Lo supo el gran benedictino de Solesmes:
hoy más que nunca, que se comprenda bien, la sociedad necesita doctrinas fuertes y consecuentes consigo mismas. En medio de la disolución general de las ideas, solamente el aserto, un aserto firme, denso, sin mezcla, podrá hacerse aceptar [...] Como en los primeros días del cristianismo, es necesario que los cristianos impresionen a todas las miradas por la unidad de sus principios y de sus juicios. No tienen nada que recibir de ese caos de negaciones y de ensayos de toda clase que atestiguan bien alto la impotencia de la sociedad presente [...] Mostraos pues a ella como sois en el fondo, católicos convencidos. Ella tal vez tenga miedo de vosotros durante algún tiempo; pero, estad seguros, ella volverá a vosotros. Si la halagáis hablando su lenguaje, la divertiréis un instante, luego os olvidará; porque no le habréis hecho una impresión seria. Se habrá reconocido en vosotros más o menos, y como tiene poca confianza en sí misma, tampoco la tendrá en vosotros.

jueves, 23 de octubre de 2014

PRECURSORES DE TUCHO Y DE FRANCISCO


- ¿Qué les diría a quienes critican a Francisco porque con este sínodo se abrió una "caja de Pandora"?
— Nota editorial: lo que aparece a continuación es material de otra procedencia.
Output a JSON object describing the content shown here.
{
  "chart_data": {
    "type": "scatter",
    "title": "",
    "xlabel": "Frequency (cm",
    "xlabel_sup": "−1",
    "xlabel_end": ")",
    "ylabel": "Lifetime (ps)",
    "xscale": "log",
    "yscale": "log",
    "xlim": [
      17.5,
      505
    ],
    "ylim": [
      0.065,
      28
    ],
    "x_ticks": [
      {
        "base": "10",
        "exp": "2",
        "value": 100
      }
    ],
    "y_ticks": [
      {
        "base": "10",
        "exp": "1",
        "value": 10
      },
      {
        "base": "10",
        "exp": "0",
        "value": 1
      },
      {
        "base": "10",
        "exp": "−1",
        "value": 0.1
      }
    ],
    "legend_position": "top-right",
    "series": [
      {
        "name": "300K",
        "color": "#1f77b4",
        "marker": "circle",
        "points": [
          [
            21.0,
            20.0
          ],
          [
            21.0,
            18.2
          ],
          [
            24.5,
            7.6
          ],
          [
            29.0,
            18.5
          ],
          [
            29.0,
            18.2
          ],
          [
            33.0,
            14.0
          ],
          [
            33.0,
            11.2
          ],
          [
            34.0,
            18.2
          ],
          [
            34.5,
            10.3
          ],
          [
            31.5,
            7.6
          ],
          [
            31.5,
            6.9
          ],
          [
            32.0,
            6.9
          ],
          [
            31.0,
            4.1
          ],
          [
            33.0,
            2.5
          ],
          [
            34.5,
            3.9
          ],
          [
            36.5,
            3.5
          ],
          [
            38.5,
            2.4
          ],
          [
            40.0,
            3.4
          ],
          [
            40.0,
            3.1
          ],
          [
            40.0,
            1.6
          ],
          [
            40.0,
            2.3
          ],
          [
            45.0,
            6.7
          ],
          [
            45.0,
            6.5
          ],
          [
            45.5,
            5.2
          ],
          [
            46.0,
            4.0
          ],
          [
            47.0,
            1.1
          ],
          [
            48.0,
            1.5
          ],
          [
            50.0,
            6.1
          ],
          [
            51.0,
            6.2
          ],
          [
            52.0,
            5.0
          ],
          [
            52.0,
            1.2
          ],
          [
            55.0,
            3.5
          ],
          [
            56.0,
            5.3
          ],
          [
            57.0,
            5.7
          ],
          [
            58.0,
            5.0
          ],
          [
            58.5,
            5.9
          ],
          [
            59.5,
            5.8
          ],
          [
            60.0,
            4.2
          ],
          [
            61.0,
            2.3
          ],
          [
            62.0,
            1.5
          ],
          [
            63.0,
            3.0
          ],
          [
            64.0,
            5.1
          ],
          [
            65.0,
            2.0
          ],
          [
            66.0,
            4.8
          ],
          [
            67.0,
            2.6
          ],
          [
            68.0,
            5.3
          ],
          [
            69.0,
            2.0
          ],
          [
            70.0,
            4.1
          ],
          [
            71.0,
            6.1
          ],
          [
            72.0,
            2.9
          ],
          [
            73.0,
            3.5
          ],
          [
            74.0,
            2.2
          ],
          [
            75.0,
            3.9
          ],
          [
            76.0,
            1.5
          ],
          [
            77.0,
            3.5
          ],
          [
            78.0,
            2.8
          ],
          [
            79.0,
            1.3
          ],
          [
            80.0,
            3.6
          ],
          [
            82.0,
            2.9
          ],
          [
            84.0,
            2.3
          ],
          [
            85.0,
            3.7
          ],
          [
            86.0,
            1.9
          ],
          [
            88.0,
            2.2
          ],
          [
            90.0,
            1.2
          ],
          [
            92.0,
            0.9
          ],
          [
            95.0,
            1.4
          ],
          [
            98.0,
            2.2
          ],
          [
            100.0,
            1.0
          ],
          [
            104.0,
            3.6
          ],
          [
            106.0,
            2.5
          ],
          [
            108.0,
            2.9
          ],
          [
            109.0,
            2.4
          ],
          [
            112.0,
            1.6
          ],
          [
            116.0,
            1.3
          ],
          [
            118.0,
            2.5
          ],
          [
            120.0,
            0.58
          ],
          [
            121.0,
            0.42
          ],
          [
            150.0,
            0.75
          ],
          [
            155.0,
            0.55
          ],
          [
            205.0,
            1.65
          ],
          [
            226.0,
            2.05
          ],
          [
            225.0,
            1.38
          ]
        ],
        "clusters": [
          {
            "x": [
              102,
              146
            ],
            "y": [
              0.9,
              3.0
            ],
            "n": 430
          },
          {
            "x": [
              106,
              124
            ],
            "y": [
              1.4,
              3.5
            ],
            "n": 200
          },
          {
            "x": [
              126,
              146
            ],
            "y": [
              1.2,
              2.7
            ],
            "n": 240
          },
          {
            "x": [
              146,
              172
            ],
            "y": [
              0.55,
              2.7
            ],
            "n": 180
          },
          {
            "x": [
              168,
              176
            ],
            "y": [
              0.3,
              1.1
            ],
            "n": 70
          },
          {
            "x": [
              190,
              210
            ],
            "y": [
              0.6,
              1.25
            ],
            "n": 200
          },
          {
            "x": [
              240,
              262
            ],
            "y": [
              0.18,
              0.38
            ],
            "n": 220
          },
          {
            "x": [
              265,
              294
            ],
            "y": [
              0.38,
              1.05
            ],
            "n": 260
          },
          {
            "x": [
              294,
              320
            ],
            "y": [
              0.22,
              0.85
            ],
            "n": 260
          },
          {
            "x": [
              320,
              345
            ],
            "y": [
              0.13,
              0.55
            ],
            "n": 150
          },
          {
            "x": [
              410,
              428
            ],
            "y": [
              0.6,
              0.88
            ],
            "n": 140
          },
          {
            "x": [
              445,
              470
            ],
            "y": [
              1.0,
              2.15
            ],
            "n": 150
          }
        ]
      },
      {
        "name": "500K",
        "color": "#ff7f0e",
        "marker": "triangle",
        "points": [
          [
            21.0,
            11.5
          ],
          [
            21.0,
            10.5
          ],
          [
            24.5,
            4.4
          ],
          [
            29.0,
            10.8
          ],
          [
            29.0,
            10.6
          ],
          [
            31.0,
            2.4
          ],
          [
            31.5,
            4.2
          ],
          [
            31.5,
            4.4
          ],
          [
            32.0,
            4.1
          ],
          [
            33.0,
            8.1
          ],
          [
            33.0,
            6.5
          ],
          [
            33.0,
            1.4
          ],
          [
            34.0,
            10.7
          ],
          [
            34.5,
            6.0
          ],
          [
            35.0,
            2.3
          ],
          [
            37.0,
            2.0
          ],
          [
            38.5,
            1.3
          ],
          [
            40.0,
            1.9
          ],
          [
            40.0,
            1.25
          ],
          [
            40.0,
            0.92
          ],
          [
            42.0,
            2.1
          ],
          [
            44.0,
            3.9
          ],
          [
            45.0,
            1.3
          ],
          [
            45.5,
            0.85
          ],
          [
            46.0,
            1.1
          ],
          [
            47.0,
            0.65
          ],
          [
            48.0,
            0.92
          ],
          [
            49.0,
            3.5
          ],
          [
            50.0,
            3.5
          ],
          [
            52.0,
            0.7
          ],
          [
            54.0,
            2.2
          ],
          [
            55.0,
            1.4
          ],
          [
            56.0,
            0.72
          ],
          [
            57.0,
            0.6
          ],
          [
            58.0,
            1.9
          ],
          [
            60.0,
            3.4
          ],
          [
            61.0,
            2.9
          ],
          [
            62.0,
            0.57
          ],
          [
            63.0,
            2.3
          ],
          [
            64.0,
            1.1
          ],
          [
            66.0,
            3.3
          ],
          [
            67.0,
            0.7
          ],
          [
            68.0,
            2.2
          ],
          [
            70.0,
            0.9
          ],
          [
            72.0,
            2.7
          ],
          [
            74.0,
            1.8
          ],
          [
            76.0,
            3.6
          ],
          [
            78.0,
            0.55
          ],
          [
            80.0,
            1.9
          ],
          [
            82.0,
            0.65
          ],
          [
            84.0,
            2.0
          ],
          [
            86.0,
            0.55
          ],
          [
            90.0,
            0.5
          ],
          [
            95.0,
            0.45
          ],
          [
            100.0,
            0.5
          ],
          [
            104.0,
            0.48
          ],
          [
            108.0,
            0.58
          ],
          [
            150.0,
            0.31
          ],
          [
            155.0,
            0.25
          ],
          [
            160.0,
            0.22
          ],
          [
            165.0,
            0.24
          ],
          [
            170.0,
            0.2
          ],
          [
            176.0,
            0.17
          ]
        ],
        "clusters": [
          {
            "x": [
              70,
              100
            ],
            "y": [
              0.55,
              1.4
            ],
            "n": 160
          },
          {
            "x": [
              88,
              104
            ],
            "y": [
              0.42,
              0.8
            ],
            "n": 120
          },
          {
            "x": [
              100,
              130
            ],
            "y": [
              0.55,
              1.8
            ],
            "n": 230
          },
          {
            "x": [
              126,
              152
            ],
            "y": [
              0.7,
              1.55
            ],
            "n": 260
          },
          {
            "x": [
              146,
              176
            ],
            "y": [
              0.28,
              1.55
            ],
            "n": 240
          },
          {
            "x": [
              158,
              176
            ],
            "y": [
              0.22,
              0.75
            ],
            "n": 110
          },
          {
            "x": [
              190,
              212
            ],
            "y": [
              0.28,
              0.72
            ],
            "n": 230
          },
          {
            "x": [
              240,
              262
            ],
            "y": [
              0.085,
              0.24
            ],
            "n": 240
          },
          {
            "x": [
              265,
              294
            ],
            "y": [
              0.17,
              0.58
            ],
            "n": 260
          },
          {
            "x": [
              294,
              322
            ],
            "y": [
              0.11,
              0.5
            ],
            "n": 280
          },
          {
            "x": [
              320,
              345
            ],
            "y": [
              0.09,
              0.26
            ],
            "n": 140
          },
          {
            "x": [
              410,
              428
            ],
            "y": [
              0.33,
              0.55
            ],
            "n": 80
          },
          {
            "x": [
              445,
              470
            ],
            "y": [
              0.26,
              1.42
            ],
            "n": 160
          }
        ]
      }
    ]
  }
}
- Que si no se abre la "caja de Pandora" lo que se hace es esconder la mugre debajo de la alfombra, meter la cabeza en un hueco como las avestruces, alejarnos cada vez más de la sensibilidad de nuestra gente...

(de la entrevista de La Nación a monseñor "Tucho" Fernández, disponible aquí)



Aparte otras expresiones vertidas en la clamorosa entrevista en cuestión -reveladoras de infidencias múltiples y de aquello que en criollo académico diríase mala entraña-, la frase aquí apuntada vale como síntesis de un programa, quizás la mejor que Francisco o cualquiera de los suyos podían haber intentado de este pontificado de pesadilla y de sus infames propósitos. Esto que pasa por una inocua entrevista, impresa en papel prensa para ser depuesta en la mesa de familia junto al café con leche y las medialunas, es el alegato de un demonio suelto o de uno de sus más convencidos servidores. Y casi nadie se percata a causa del doping en el que las preocupaciones y los entretenimientos sumergen a las masas, cada vez más irreflexivas y sordas.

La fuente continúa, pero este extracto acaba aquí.